Guareciéndose de la lluvia en un portal, Ricciardi esperaba. Tal vez necesitaría horas, o tal vez unos minutos. Su trabajo requería paciencia y espera.
Le entraba la risa cuando en las películas, con el acompañamiento de las notas frenéticas de un piano desafinado, veía a sus imaginarios homólogos norteamericanos entrar de un salto por la ventana apuntando con el revólver; o cuando en las noveluchas leía sobre enfrentamientos a tiros, sobre policías que dispersaban a puñetazo limpio a las bandas de delincuentes. La mayor parte de su trabajo consistía en eso, esperar bajo la lluvia, a veces inútilmente; el resto se limitaba a rellenar informes que nadie leía.
Estornudó, de contragolpe notó un fuerte pinchazo en las sienes. Quizá debería haber cumplido con la promesa que no le hizo a Maione y pasar el domingo bajo las mantas, sorbiendo alguno de los mejunjes calientes de Rosa. Habría aprovechado para asomarse de vez en cuando a la ventana, y quizá habría visto fugazmente a Enrica. Tal vez ella le habría sonreído, y él habría sabido que su última carta la había complacido.

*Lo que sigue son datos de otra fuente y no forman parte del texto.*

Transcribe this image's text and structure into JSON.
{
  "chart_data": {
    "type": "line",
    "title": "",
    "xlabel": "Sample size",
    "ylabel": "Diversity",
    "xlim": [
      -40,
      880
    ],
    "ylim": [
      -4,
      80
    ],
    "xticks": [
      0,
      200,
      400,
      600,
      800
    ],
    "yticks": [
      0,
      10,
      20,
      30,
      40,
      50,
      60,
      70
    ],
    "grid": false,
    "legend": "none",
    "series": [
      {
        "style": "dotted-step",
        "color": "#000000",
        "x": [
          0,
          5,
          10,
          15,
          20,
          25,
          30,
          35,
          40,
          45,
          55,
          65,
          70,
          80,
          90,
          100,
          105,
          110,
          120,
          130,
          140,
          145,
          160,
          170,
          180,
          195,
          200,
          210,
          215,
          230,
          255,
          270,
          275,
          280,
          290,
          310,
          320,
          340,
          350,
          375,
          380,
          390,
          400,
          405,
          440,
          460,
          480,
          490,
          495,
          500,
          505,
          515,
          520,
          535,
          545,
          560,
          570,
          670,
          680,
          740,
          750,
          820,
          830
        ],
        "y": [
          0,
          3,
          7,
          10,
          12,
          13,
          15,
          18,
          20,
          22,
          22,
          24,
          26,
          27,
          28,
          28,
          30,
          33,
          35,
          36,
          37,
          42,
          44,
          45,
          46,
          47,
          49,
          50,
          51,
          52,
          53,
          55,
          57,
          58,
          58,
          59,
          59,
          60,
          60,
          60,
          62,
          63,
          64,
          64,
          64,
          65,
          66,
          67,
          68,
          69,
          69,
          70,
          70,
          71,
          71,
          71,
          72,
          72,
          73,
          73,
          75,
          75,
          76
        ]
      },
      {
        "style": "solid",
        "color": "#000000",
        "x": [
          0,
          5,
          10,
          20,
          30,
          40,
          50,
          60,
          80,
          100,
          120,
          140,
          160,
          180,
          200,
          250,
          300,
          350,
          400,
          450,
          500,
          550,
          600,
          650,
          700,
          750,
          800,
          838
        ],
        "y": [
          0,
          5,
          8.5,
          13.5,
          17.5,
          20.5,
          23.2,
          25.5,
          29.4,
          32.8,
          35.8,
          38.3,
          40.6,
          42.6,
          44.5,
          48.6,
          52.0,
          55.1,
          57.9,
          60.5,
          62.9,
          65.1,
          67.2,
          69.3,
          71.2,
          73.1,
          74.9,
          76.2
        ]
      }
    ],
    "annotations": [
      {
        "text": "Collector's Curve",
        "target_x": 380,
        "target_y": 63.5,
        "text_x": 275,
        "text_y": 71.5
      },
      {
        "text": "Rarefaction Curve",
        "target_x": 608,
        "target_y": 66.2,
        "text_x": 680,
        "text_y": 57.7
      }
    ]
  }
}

Sin embargo, sus pies de policía lo habían conducido bajo la lluvia hasta Santa Lucia, donde se puso a esperar a un hombre que no había visto en su vida, y que quizá ni siquiera había tenido nada que ver con lo que buscaba.
Ya. ¿Qué buscaba? El fantasma de un niño muerto que tal vez no existía. Con toda probabilidad no existía más que en su mente enferma.
Su mente enferma, pensó, y recordó el triste espectáculo que había presenciado a través de la mirilla, en casa de la pobre Carmen: un hombre loco, un vegetal humano en perenne diálogo con un mundo de fantasmas que solo él veía. En el fondo, ¿en qué se diferenciaba del marido de la señora Fago di San Marcello? En nada. Quizá únicamente en el hecho de que mientras aquel hombre no veía más que espectros, él todavía conservaba un tenue vínculo con el mundo real.
¿Qué me dirías tú, fantasma de Tetté? ¿Que acariciara a tu perro, y tal vez así dejaría de perseguirme? ¿Que por fin has encontrado comida? A saber lo que le dirán sus fantasmas al señor Fago. Deberíamos intercambiar impresiones.
El portón que vigilaba se abrió de pronto. Salió un hombre alto, más o menos de la misma edad que Ricciardi, tal vez un poco más viejo; llevaba sombrero, un abrigo elegante y bastón. Cojeaba.
Miró a su alrededor, circunspecto; cuando comprobó que en la calle no había nadie, se mostró más tranquilo y cerró el portón a sus espaldas.
Antes de que Ricciardi tuviera tiempo de moverse, de las sombras del callejón al costado del edificio del que acababa de salir el hombre, surgieron tres sinvergüenzas que lo rodearon al instante. Dos vigilaban la calle, el tercero sacó del bolsillo algo que soltó un leve destello bajo la luz del día lluvioso. El cojo palideció, aterrorizado, y levantó el brazo para protegerse la cara.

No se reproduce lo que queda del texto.